Intro
When it comes to building a software system, one of the most critical components is error handling, because “everything fails all the time”. While it's impossible to anticipate every possible failure scenario, having a plan in place when an unexpected thing happens can always be helpful for robustness and resilience of the system.
This ‘plan’ can be a simple Dead Letter Queue (DLQ)!
Dead Letter Queues can act as the safety net where you can keep the messages when unexpected issues arise. This helps you to isolate problematic messages, debug the issue without
disrupting the rest of your workflow, and then retry or reprocess the message as needed.
Many AWS Serverless services support SQS queues as the dead letter queue natively. However, Step Functions - one of the main Serverless services offered by AWS for workflow orchestration - does not support dead letter queues natively (yet).
In this blog post, I am going to discuss a couple of workarounds to safely capture any messages that have failed to process by a Step Function into a dead letter queue.
Scenario
Let’s consider a very common use case where we have a message in a SQS source queue, which needs to be processed by Step Functions. First the messages are read by a Lambda function that starts a step function execution for each message.
Here, once Step function execution lambda reads the message from Source Queue and successfully starts the Step function execution, the message will be marked as successfully processed and will be deleted from the queue. If there’s any errors in the Step Function execution, the message will be lost.
Solution 01
In order to retain the message even when there is a failure in Step Function execution, we can add a 2nd SQS queue which acts as a dead letter queue as follows.
The state machine will look like this:
How it works
Within the State machine, we can create a step namely “Send message to DLQ” which is a SDK integration for SQS SendMessage functionality.
In this step, the message to be sent to the DLQ is built based on the execution input retrieved from the context parameters.
In the other steps of StateMachine, as required, we can configure the Catch errors in Error handling settings where we use the above “Send message to DLQ” step as the catcher.
This way, when an error happens in a state, we can send the message to the DLQ and re-process from there.
Try this yourself
Here is a Github repository of a sample project I created to try out this solution.
https://github.com/pubudusj/dlq-for-stepfunctions
You can deploy this to your AWS account using CDK.
Once deployed you can test the functionality by sending a message to the source SQS queue in below expected format.
{
"metadata": {},
"data": {
"foo": "bar"
}
}
And you can see the message ends up in the DLQ and the "metadata" object now includes the "attempt_number" as well.
As an alternative for using the metadata section of the message to set the attempt number, you may use SQS message attribute as well.

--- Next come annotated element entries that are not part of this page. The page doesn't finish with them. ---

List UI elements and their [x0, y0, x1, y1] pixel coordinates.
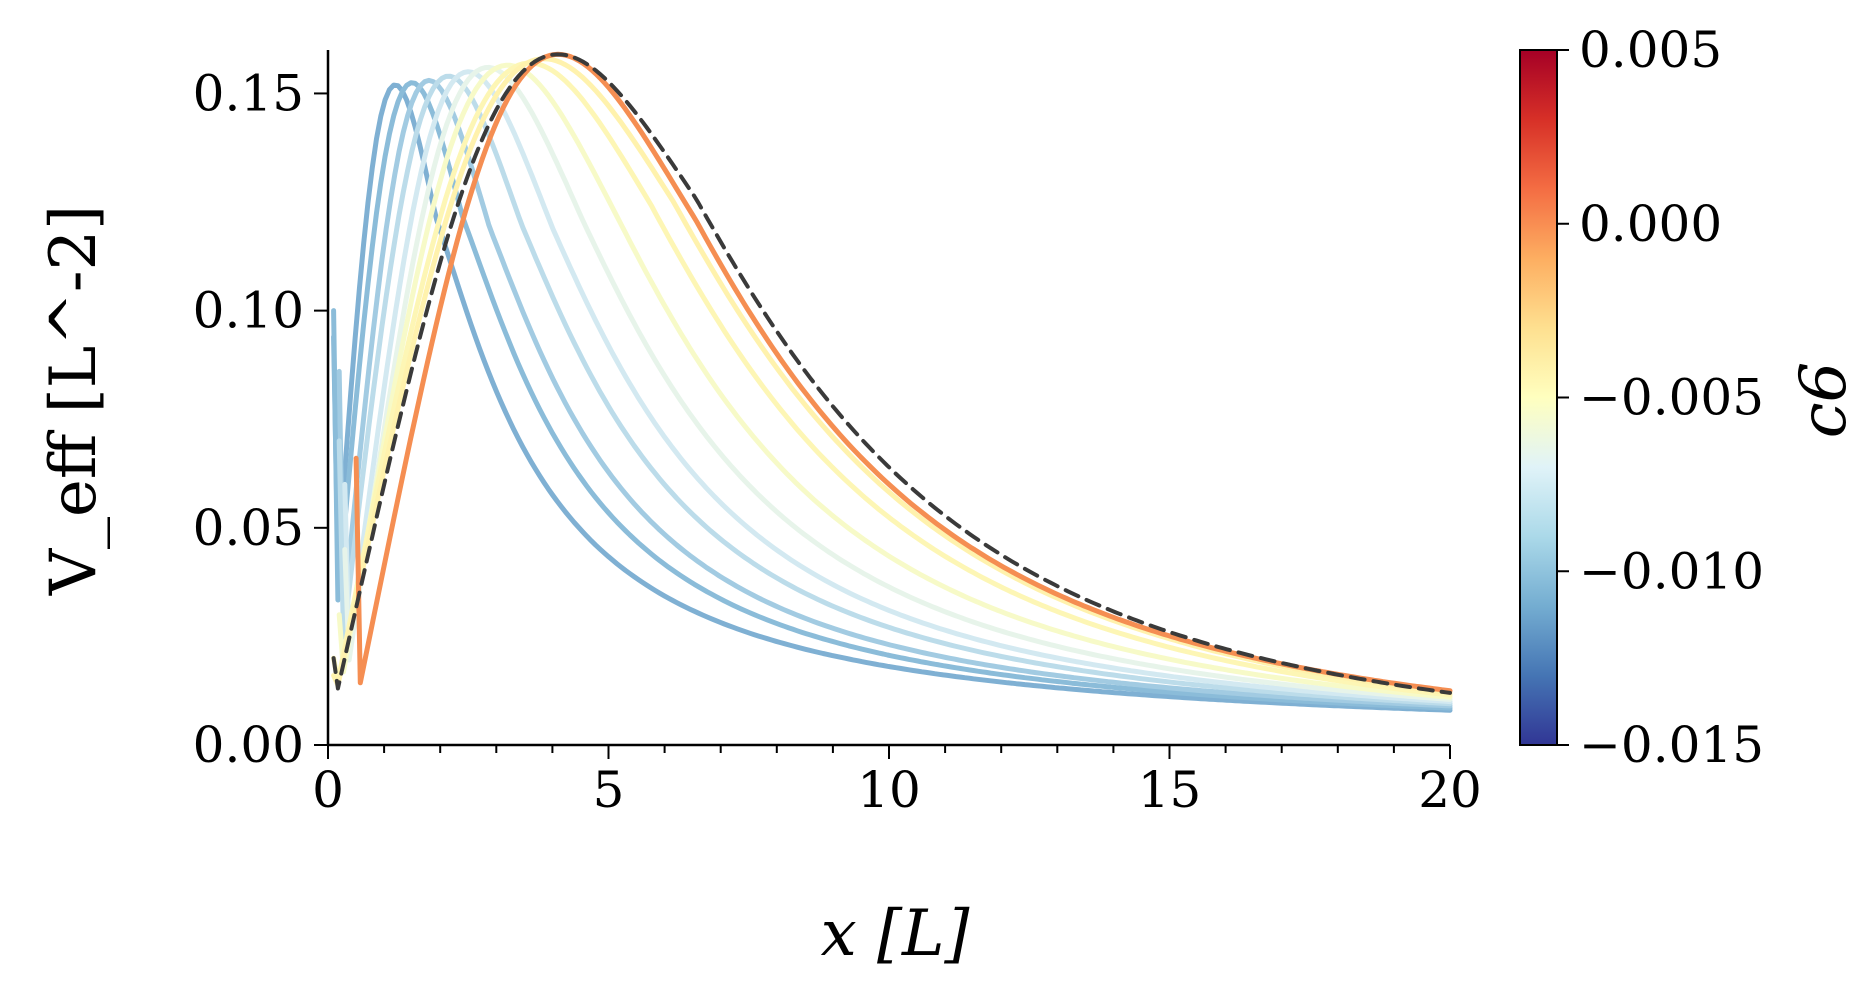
series-line: [331, 60, 1453, 698]
colorbar-tick-label: 0.005: [1579, 21, 1722, 79]
y-tick-label: 0.15: [193, 64, 304, 122]
series-line: [331, 80, 1453, 711]
colorbar-tick-label: −0.005: [1579, 369, 1764, 427]
series-line: [331, 56, 1453, 696]
colorbar: 0.005 0.000 −0.005 −0.010 −0.015: [1519, 21, 1764, 774]
y-tick-label: 0.10: [193, 282, 304, 340]
x-tick-label: 0: [312, 761, 344, 819]
x-tick-label: 20: [1418, 761, 1482, 819]
colorbar-bar: [1519, 49, 1558, 746]
series-line: [336, 73, 1453, 707]
x-axis-label: x [L]: [821, 897, 971, 971]
y-tick-label: 0.00: [193, 716, 304, 774]
colorbar-tick-label: −0.015: [1579, 716, 1764, 774]
plot-area: [331, 51, 1453, 713]
series-line: [336, 62, 1453, 700]
series-line: [342, 69, 1453, 705]
y-axis: 0.00 0.05 0.10 0.15: [193, 50, 330, 774]
colorbar-label: c6: [1787, 362, 1861, 439]
series-line: [342, 64, 1453, 702]
colorbar-tick-label: −0.010: [1579, 542, 1764, 600]
x-axis: 0 5 10 15 20: [312, 743, 1482, 819]
reference-dashed-line: [331, 52, 1452, 695]
series-line: [336, 77, 1453, 709]
series-line: [331, 82, 1453, 713]
x-tick-label: 5: [593, 761, 625, 819]
colorbar-tick-label: 0.000: [1579, 195, 1722, 253]
x-tick-label: 15: [1138, 761, 1202, 819]
y-axis-label: V_eff [L^-2]: [37, 205, 111, 596]
x-tick-label: 10: [857, 761, 921, 819]
y-tick-label: 0.05: [193, 499, 304, 557]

Please note: In this approach, the DLQ is not a "real" DLQ and is not configured with the source SQS queue. However, it will help to capture any messages that failed to process by the Step Function execution.
Solution 02
In this method, we will use a real DLQ that is configured with the source queue.
The state machine will look like this:
How it works
There is a source SQS queue and a DLQ configured to it.
In the DLQ settings, the max receive count is set as > 1 so the message will be available in the DLQ immediately after the first failure.
There is a Lambda function which has the trigger set up to process messages from the source queue and initialize SF execution.
In the Event Source mapping setting of this lambda function, it is required to set the report_batch_item_failures to True.
First, when the message is processed by the lambda function, we set the visibility timeout of the message to a larger value. This must be larger than the time it takes to complete the Step Function execution.
Then, the step function execution will be started. Here, we pass the SQS queue url and the message receipt handler values along with the original values from the message from SQS.
In the example above, in order to determine if we need to simulate the failure, we use a simple choice state.
If it is a successful execution, we will call the step - Delete SQS Message. Here we use the SQS SDK integration to delete the message using the SQS queue url and the receipt handle values received in the input payload.
If it is a failure, we will call a step named - “Set message visibility timeout 5s”. Here we will use SQS SDK integration for the action: “changeMessageVisibility” to set the SQS message’s visibility to 5 seconds. For this SDK integration, we use the SQS queue url and the SQS receipt handle values passed in the execution input.
Once the message visibility is set to 5 seconds, it will again appear on the source queue after 5 seconds. However, since we have the rule ‘max receive count’ set to more than 1, the message will be immediately put into the DLQ of the source queue.
Try this yourself
I have another Github repository for you to try this in your own AWS environment. You can set it up using CDK/Python.
https://github.com/pubudusj/dlq-for-stepfunctions-2
To simulate a failure scenario, send a message into the source queue with a "failed" value as True.
{
"foo":"bar",
"failed": true
}
This will make the step function execution fail and the message will be immediately available in the DLQ of the source queue.
With this approach, you can use the native DLQ functionality when we cannot process messages in the Step Function execution.
Summary
Step Functions is one of the widely used AWS Serverless services. However it doesn’t support dead letter queues (DLQs) natively yet. Still there are workarounds to achieve this with few simple steps. This blog post explained two of such workarounds which help to build a better resilient system.